Search code examples
pythonarraysnumpymultidimensional-arraydimensions

Valid generic code to index 2D or 1D masked arrays into 1D arrays in Numpy


I would like to have a valid code for either 2D or 1D masked array to extract a 1D array from it. In the 2D case, one column would be entirely masked and should be removed (this can be done as shown in this question for example).

import numpy as np

a = np.ma.masked_array(range(10*2), mask=[True, False]*10).reshape(10,2)
a = np.ma.masked_equal(a, 13)
b = np.ma.masked_equal(np.array(range(10)), 3)

print(a)
print(b)
# [[-- 1]
#  [-- 3]
#  [-- 5]
#  [-- 7]
#  [-- 9]
#  [-- 11]
#  [-- --]
#  [-- 15]
#  [-- 17]
#  [-- 19]]
# [0 1 2 -- 4 5 6 7 8 9]

# HERE I would like the same indexing valid for both (2D and 1D) situations:
a = a[:, ~np.all(a.mask, axis=0)].squeeze()
b = b[:] # I am not supposed to know that b is actually 1D and not a problematic 2D array

print(a)
print(b)
# [1 3 5 7 9 11 -- 15 17 19]
# [0 1 2 -- 4 5 6 7 8 9]
print(a-b)
# [1 2 3 -- 5 6 -- 8 9 10]

What would be a valid, pythonic code to achieve this?

Sub-question: to my surprise, during my attempts the following did work:

b = b[:, ~np.all(b.mask, axis=0)].squeeze()
print(b)
# [1 3 5 7 9 11 -- 15 17 19]

Why don't I get a IndexError: too many indices for array error while I use 2D indexing for this 1D array?

Is there any better option to address the original question? Thanks!


Solution

  • You can use a = a[:, ~np.all(a.mask, axis=0)].squeeze() for both cases (1D and 2D).

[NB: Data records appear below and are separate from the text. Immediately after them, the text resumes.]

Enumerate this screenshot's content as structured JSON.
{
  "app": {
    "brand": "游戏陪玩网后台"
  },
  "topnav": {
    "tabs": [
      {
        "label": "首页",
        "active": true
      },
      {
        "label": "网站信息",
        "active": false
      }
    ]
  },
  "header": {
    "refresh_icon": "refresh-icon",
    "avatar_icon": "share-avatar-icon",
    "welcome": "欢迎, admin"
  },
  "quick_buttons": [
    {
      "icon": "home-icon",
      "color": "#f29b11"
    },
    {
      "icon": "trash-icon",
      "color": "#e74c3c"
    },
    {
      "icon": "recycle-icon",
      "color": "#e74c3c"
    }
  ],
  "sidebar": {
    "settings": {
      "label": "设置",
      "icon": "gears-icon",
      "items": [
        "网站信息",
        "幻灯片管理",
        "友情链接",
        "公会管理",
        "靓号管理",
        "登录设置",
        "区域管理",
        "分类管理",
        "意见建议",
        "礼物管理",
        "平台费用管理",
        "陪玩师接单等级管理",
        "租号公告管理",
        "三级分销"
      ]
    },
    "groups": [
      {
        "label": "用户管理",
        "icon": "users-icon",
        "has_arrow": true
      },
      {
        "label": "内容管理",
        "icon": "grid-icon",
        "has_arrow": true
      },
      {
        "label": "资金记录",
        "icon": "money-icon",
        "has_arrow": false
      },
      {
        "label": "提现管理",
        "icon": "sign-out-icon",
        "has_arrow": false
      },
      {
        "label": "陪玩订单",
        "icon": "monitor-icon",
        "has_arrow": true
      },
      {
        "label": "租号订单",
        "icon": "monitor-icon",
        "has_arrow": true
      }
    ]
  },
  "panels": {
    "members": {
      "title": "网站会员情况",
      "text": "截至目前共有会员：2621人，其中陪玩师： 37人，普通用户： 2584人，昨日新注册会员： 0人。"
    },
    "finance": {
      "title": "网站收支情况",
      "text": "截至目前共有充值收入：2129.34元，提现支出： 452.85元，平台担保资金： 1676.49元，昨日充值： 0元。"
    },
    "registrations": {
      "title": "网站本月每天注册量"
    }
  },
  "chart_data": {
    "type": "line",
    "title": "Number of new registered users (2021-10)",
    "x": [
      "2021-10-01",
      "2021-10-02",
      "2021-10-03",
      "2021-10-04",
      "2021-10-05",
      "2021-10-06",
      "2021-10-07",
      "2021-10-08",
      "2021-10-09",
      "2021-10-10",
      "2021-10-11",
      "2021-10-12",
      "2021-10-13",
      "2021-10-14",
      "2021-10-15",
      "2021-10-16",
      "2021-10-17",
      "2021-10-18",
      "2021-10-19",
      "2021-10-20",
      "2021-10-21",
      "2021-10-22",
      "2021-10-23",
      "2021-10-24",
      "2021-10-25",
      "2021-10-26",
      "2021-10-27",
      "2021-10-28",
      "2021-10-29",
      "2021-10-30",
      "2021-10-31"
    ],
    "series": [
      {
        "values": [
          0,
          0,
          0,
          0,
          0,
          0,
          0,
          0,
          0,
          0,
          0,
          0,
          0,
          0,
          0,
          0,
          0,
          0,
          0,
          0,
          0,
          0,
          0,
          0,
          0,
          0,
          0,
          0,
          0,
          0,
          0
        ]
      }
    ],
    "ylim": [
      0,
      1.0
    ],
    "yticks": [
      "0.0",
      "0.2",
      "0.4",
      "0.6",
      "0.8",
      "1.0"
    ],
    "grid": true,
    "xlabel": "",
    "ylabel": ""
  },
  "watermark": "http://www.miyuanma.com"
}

    In the 1D case of your example you get b[:, ~np.all(b.mask, axis=0)] which is b[:, True]. It seems that this should throw an indexing error but True behaves like np.newaxis in this case, i.e. the result of b[:, True] is an array of shape (10,1). See this SO answer for why this is so and what's the motivation behind it (the answer pertains to the 0-dimensionsal case but it turns out to work for higher dimensions the same way). squeeze then removes this additional dimension so that you didn't notice it.